Real-time quantitative PCR (qPCR)

Real-time qPCR was conducted using PowerUp SYBR Green Master Mix for qPCR (Thermo Fisher Scientific, A25741) following the manufacturer’s instructions. The following oligomers were produced by Genscript and were used as primers. GAPDH (GGACTTACAGAGGTCCGCTT and CTATAGGGCCTGGGTCAGTG), TNF (CTCATGCACCACCATCAAGG and ACCTGACCACTCTCCCTTTG), IL-6 (CTCTGGCGGAGCTATTGAGA and AAGTCTCCTGCGTGGAGAAA), IL-12b (GCACCAGCTTCTTCATCAGG and GGCAGACATCGTCTTTGCTT).

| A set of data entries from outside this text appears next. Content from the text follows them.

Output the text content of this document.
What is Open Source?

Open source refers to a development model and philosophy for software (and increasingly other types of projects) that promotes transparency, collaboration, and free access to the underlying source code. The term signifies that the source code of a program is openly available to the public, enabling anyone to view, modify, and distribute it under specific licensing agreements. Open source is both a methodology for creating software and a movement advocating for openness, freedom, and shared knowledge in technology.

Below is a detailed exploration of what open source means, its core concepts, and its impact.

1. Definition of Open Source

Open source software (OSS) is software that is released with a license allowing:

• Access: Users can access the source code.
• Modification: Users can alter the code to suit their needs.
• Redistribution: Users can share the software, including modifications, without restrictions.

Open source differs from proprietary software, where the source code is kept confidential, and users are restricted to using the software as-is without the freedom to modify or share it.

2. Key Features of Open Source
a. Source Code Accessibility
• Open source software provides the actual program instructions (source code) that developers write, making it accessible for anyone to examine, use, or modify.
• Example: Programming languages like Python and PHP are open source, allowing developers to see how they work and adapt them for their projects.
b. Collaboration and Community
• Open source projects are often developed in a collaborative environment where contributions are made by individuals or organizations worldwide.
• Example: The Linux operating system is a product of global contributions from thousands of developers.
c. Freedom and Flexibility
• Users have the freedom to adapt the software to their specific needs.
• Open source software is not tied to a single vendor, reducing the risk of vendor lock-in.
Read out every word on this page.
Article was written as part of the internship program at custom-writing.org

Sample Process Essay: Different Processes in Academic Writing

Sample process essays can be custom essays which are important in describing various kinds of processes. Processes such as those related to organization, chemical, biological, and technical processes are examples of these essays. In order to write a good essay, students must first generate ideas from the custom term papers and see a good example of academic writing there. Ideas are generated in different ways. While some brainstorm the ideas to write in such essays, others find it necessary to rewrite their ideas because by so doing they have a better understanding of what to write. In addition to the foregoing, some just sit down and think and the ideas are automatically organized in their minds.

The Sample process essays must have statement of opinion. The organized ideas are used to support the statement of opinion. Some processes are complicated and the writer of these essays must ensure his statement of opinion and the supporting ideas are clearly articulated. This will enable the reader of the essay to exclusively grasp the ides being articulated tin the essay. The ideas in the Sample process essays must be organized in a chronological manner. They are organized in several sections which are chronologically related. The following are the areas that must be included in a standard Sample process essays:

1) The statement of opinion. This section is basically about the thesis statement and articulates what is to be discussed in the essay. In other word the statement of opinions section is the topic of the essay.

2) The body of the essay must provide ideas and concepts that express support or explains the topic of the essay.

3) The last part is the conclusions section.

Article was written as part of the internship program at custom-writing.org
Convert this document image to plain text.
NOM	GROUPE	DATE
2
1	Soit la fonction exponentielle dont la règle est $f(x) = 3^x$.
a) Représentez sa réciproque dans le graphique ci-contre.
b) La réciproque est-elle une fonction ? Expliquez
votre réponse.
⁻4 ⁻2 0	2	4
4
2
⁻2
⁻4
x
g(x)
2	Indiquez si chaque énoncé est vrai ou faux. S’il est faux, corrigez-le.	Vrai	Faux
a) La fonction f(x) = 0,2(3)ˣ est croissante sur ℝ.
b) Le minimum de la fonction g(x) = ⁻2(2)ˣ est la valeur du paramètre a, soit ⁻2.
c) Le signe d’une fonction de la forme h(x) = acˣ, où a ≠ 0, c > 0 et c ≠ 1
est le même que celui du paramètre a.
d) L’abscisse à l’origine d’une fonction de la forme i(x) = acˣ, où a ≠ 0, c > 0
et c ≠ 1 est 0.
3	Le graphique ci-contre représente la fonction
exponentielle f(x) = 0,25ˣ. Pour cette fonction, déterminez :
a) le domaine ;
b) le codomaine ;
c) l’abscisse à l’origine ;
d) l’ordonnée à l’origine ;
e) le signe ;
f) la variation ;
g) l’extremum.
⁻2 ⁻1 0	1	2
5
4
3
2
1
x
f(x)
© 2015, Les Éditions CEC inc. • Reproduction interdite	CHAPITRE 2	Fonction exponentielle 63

QuantStudio 12 K Flex Real-Time PCR System (Thermo Fisher Scientific) was used to conduct real-time qPCR. The relative quantity of TNF, IL-6, and IL-12b was normalized to the relative quantity of GAPDH. Finally, the expression level of the cytokines was normalized to the control sample and the fold change was calculated.

H&E staining

Tumors were fixed by immersion in 10% neutral buffered formalin (Millipore Sigma) for 48 h and subsequently dehydrated by immersion in 70%, 90%, and 100% ethanol followed by xylene for two changes of 30 min each. Tissues were embedded in paraffin blocks at 58 °C and sectioned at 4 μm using a microtome. Sections were floated in a water bath at 56 °C, embedded onto glass slides, and dried overnight. Next, sections were rehydrated by immersion in xylene, followed by 100%, 95%, 70% ethanol, and finally water for two changes of 5 min each. For staining, slides were immersed in Gill’s Hematoxylin #2 (Millipore Sigma) for 1 min, immediately rinsed in tap water to prevent overstaining, and immersed in Eosin Y (Millipore Sigma) for 1 min and rinsed. Finally, slides were again dehydrated, mounted with Citramount, coverslipped, and scanned at 40× with a NanoZoomer slide scanner.

Statistics

All statistics analyses were performed using R. Differences between the two groups were determined using unpaired two-tailed Welch’s t-test and were considered statistically significant when p < 0.05. To determine the difference between the control group and the treatment groups, we used Dunnett’s test. We used two-way repeated-measures ANOVA to determine the significance of the treatment in the in vivo experiment monitoring tumor growth. All data were replicated in at least three independent experiments and the results are expressed as mean ± standard error from the mean (SEM). For experiments with small sample sizes, the results of each experiment were plotted. For experiments with significant variability between experiments, the representative data was shown with technical replicates plotted if applicable.